También por razones meramente tácticas, a López también le habría gustado tener que pelear con los rusos. “Pero es un fastidio que te ganen los tramposos y que años después les quiten los títulos por doparse. Estoy totalmente en contra. Hacen mucho daño porque todos trabajamos y luchamos limpiamente por nuestros objetivos”, dice el marchador murciano. “Yo tengo la conciencia tranquila y puedo decir bien alto que nadie nunca tendrá que venir a quitarme las medallas que gano”.

 

La contaminación y Wanjiru

Los maratonianos, que inauguraron el Mundial la noche pasada, a la 1.30, temían la contaminación por lo que sufren sus bronquios y Pekín, sofocada, la teme por la mala publicidad, que se suma a la que China recibe estas semanas por el cianuro liberado en la explosión mortífera de Tinjan. Para paliar ambos problemas, los gases y la mala prensa, las autoridades han limitado a un tercio el tráfico habitual y los periódicos publican fotos en las que se ve el gran cambio producido y noticias que cuentan cómo estudios científicos publicados en ‘Nature’ reflejan que se ha sobredimensionado la contribución china al calentamiento global. Reconocen que es el país que más carbón consume, por lo que tiene las ciudades con el aire más sucio, pero, precisan, es de tan baja calidad y poder calórico el carbón chino que sus emisiones de dióxido de carbono, el gran enemigo de la capa de ozono, son mucho menores de lo que siempre se había estimado.

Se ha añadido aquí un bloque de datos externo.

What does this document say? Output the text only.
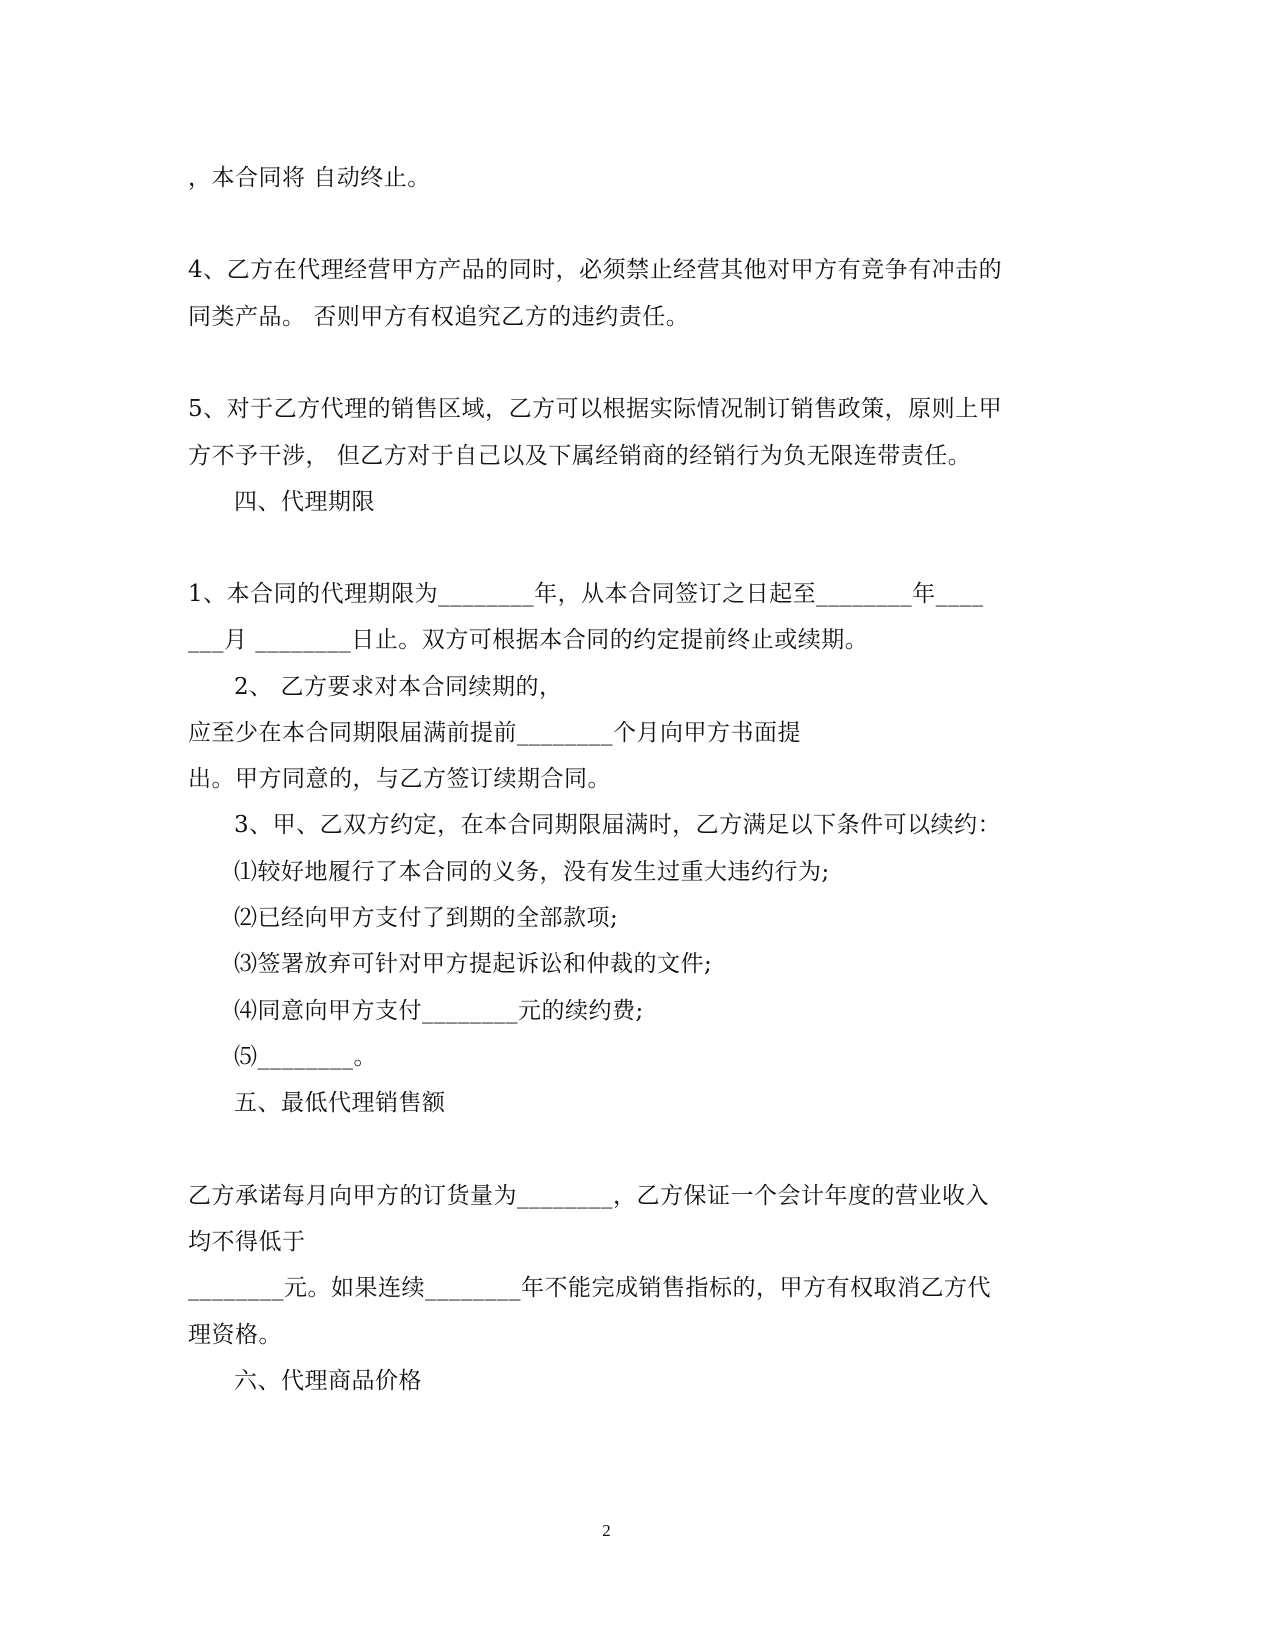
，本合同将 自动终止。
4、乙方在代理经营甲方产品的同时，必须禁止经营其他对甲方有竞争有冲击的
同类产品。 否则甲方有权追究乙方的违约责任。
5、对于乙方代理的销售区域，乙方可以根据实际情况制订销售政策，原则上甲
方不予干涉， 但乙方对于自己以及下属经销商的经销行为负无限连带责任。
四、代理期限
1、本合同的代理期限为________年，从本合同签订之日起至________年____
___月 ________日止。双方可根据本合同的约定提前终止或续期。
2、 乙方要求对本合同续期的，
应至少在本合同期限届满前提前________个月向甲方书面提
出。甲方同意的，与乙方签订续期合同。
3、甲、乙双方约定，在本合同期限届满时，乙方满足以下条件可以续约：
⑴较好地履行了本合同的义务，没有发生过重大违约行为;
⑵已经向甲方支付了到期的全部款项;
⑶签署放弃可针对甲方提起诉讼和仲裁的文件;
⑷同意向甲方支付________元的续约费;
⑸________。
五、最低代理销售额
乙方承诺每月向甲方的订货量为________，乙方保证一个会计年度的营业收入
均不得低于
________元。如果连续________年不能完成销售指标的，甲方有权取消乙方代
理资格。
六、代理商品价格
2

Este bravo esfuerzo publicitario se lo podrían haber ahorrado las autoridades, a quienes para convencer al mundo de que no es tan malo su aire les habría bastado con recordar la maratón olímpica de 2008, la carrera única e irrepetible de Sammy Wanjiru, un chaval keniano de 21 años que, sin temer a nadie ni a nada, desafió al calor, la humedad y la contaminación. Atacó pronto y corrió solo y muy rápido el keniano. Dejó con la boca abierta a espectadores y rivales. Ganó batiendo el récord olímpico con un tiempo espectacular: 2h 6m 32s. Pudo con todo. Su muerte, apenas tres años después después, no tuvo nada que ver con la contaminación que tanto temen sus herederos y adoradores, Dennis Kimetto y Wilson Kipsang, sino con sus problemas con las mujeres: se cayó por un balcón y la policía y los jueces aún no han concluido si fue suicidio, homicidio o accidente.